Trough designs can store energy by accumulating the hot heat transfer fluid in insulated tanks, allowing for electricity generation several hours into the evening. Currently, all parabolic trough plants are "hybrids," meaning they use fossil fuel to supplement the solar output during periods of low solar radiation. Typically a natural gas-fired heater or a gas steam boiler/reheater is used, but troughs could also be integrated with existing coal-fired plants as pre-heaters.

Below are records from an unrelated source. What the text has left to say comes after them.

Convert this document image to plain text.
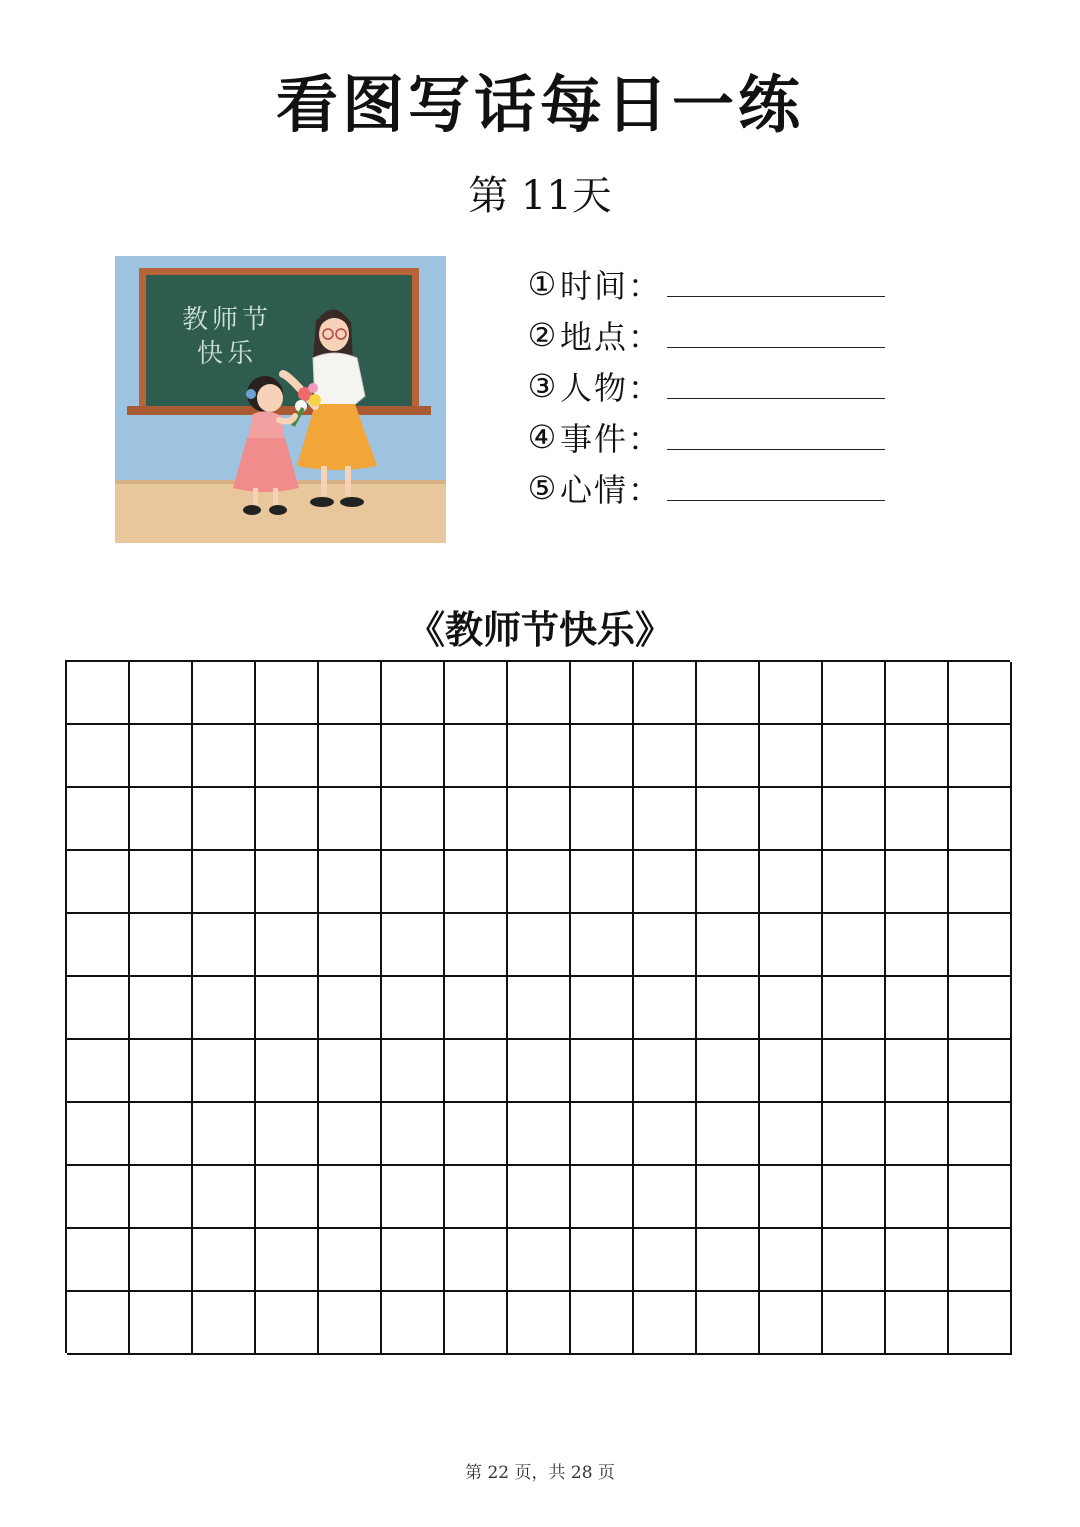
看图写话每日一练
第 11天
教师节
快乐
① 时间：
② 地点：
③ 人物：
④ 事件：
⑤ 心情：
《教师节快乐》
第 22 页，共 28 页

Trough systems have proven their reliability in commercial systems. Thus far, 354 megawatts of solar trough capacity have been installed in California. These nine plants, called the Solar Electric Generating System (SEGS) plants, have provided power to the grid for a cumulative total of 100 plant-years.

Electricity costs from parabolic trough systems have demonstrated a downward trend. While the initial plants were producing power at a cost of roughly 36 cents per kilowatt-hour back in 1985, larger plants and improved operations and maintenance practices had reduced costs to about 15 cents per kilowatt-hour by the early 1990s. Repayment of initial capital investments and further reduction in O&M costs had cut power costs to about 10 cents per kWh in 2000. Future costs depend on many things such as technical progress, production rates and continuity, political, economic, and financial scenarios, and more importantly market needs and acceptance.

A graphic showing the availability of solar troughs at SEGS for the years 1987 to 2000. 1987 - 96.5% availability, 1988 - 97.25% availability, 1989 - 99.10% availability, 1990 - 99.55% availability, 1991 - 98.20% availability, 1992 - 98.25% availability, 1993 - 98.85% availability, 1994 - 98.75% availability, 1995 - 99.40% availability, 1996 - 99.50% availability, 1997 - 99.60% availability, 1998 - 99.50% availability, 1999 - 99.75% availability, 2000 - 99.50% availability.

Availability of solar troughs at SEGS

A photo of a closeup of a SEGS parabolic trough plant.

A closer look at a SEGS parabolic trough plant.

The SEGS plants have acted as an important proving ground for parabolic trough technology. Improved maintenance of the troughs over the years has boosted the availability of each collector to greater than 99.5 percent of the time.

Although solar trough development has been stagnant for more than 12 years, a new parabolic trough plant is now under development near Boulder City, Nevada. This plant could be the third-largest solar thermal power plant in the nation, with a capacity of 50 megawatts. The plant is expected to begin operating by March 2005.